Где-то в хвосте бронепоезда начал бить длинными очередями пулемёт. Шергин, который стрелял по американцам, перебегавшим от теплушек к большому пакгаузу, остановился и с тревогой посмотрел в ту сторону, откуда нёсся захлёбывающийся стрекот пулемёта. Там действовала небольшая группа молодых ребят, только недавно вступивших в отряд. Должно быть, они напоролись в темноте на пулемёт.

— У кого гранаты есть? — спросил Шергин у окружавших его партизан из подрывной группы.

Оказалось, что на всю группу осталась одна лимонка, находившаяся в кармане Шергинского полушубка. Шергин сказал негромко:

— Что ж, раз такое дело, обойдёмся и одной. Сергеев, бери ребят, беги в хвост поезда и открывай огонь по пулемёту. Да смотри, так укройся, чтобы он тебя достать не мог. Мне надо только, чтоб он с вами завязался, а я тем временем обойду разъезд, перебегу пути и с тыла гранатой его ударю. Понял?

— Понял, — проворчал Сергеев. — Дай мне гранату. Увидишь, враз подорву. Я как кошка в темноте вижу.

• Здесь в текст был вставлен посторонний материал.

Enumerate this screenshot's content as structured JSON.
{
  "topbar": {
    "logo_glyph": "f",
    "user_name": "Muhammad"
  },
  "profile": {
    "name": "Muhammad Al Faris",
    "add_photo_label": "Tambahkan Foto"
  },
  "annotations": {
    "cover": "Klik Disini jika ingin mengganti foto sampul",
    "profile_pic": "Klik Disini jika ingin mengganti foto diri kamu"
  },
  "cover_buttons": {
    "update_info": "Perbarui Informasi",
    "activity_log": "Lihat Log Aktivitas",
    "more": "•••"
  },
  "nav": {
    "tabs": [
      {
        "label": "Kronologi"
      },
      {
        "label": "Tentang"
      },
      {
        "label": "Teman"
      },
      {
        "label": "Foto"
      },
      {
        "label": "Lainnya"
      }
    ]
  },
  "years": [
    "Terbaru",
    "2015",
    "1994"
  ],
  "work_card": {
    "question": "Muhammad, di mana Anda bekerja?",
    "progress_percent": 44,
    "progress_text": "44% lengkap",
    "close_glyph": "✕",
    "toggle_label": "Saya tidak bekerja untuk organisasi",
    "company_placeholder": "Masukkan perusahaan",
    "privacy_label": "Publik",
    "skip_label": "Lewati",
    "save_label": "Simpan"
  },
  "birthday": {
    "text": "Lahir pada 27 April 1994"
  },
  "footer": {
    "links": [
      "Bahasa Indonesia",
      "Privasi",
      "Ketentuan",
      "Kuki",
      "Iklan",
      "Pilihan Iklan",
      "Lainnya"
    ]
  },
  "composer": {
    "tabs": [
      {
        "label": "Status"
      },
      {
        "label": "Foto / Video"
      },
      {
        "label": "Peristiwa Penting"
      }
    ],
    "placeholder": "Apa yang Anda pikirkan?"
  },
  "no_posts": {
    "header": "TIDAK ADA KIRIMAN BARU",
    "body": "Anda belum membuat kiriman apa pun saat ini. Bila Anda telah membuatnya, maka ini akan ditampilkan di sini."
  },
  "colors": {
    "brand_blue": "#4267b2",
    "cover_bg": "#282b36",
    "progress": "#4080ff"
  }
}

— И я разгляжу, — отрезал Шергин. — Выполняй, что говорят.

Сергеев недовольно хмыкнул и, тихо окликнув остальных четырёх подрывников, вместе с ними исчез в темноте. Шергин постоял с минуту, прислушиваясь к работе пулемёта, и подумал, что по возвращении в Шелексу надо будет обязательно провести с молодёжью ночные ученья…

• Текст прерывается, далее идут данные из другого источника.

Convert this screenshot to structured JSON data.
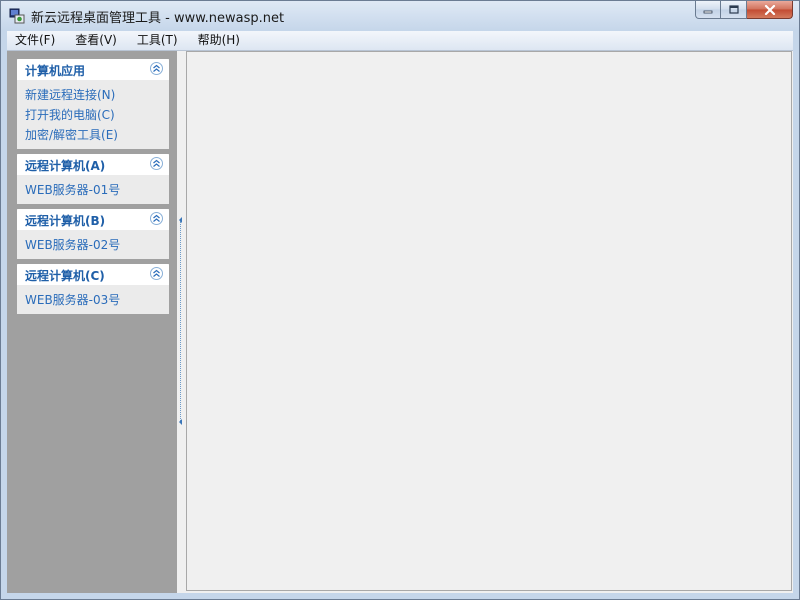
{
  "window": {
    "title": "新云远程桌面管理工具 - www.newasp.net"
  },
  "menu": [
    {
      "label": "文件(F)"
    },
    {
      "label": "查看(V)"
    },
    {
      "label": "工具(T)"
    },
    {
      "label": "帮助(H)"
    }
  ],
  "sidebar": {
    "panels": [
      {
        "title": "计算机应用",
        "items": [
          "新建远程连接(N)",
          "打开我的电脑(C)",
          "加密/解密工具(E)"
        ]
      },
      {
        "title": "远程计算机(A)",
        "items": [
          "WEB服务器-01号"
        ]
      },
      {
        "title": "远程计算机(B)",
        "items": [
          "WEB服务器-02号"
        ]
      },
      {
        "title": "远程计算机(C)",
        "items": [
          "WEB服务器-03号"
        ]
      }
    ]
  },
  "colors": {
    "panel_title": "#1f5fa8",
    "panel_link": "#2a6cba",
    "sidebar_bg": "#a0a0a0"
  }
}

Операция прошла успешно. Рейд на разъезд четыреста сорок восьмой версты удался вполне. Взрывами полотна бронепоезд был прикован к месту и не мог подойти к фронту на помощь своим. Два тяжёлых орудия были подорваны, часть команды перебита.

Вполне удачно прошёл и рейд другой колонны на Большие Озерки. Пройдя лесами семьдесят вёрст, партизаны и красноармейцы внезапно налетели на деревню и, разгромив гарнизон, заняли её. При этом было взято в плен сорок пять солдат интервентов и пятнадцать белогвардейцев. В тот же день узнала об этом смелом рейде и его результатах вся дивизия. Но Шергин об этом не узнал никогда…

Он лежал на снегу под лохматой чёрной елью, раскинув руки и ноги, обратив лицо к далёкому холодному небу. В небе стояла маленькая, белая, словно озябшая луна. Она висела прямо над головой Шергина, и он глядел на неё широко раскрытыми неподвижными глазами. Он подумал: «Зачем она? Не надо её. Она всё испортит, всю операцию. Операцию… Ну да, операция. Ведь он же должен… Шергин рванулся всем телом, собираясь куда-то бежать, но режущая нестерпимая боль пронизала его с ног до головы, и он потерял сознание. Придя в себя, он уже не пытался делать резких движений, вдруг почувствовав и поняв, что двигаться нельзя, что он ранен, что он лежит на снегу.

…Да, так значит, он ранен. Когда же это случилось? Он стал думать об этом. Но мысли были отрывочны, нечётки, несвязны… Он расстался с группой Сергеева и побежал влево в обход разъезда — это он помнит… Помнит, что перебежал через путь… Помнит стрекот пулемёта. Ещё помнит, как вынул из кармана рубчатую лимонку и, рванув кольцо, бросил её. И вдруг вместо одного взрыва последовало два — один возле пулемётного расчёта, другой — неподалёку от Шергина. Значит, кто-то из команды бронепоезда бросил вторую гранату и бросил в него, в Шергина. Вот откуда второй взрыв. Вот почему он ранен».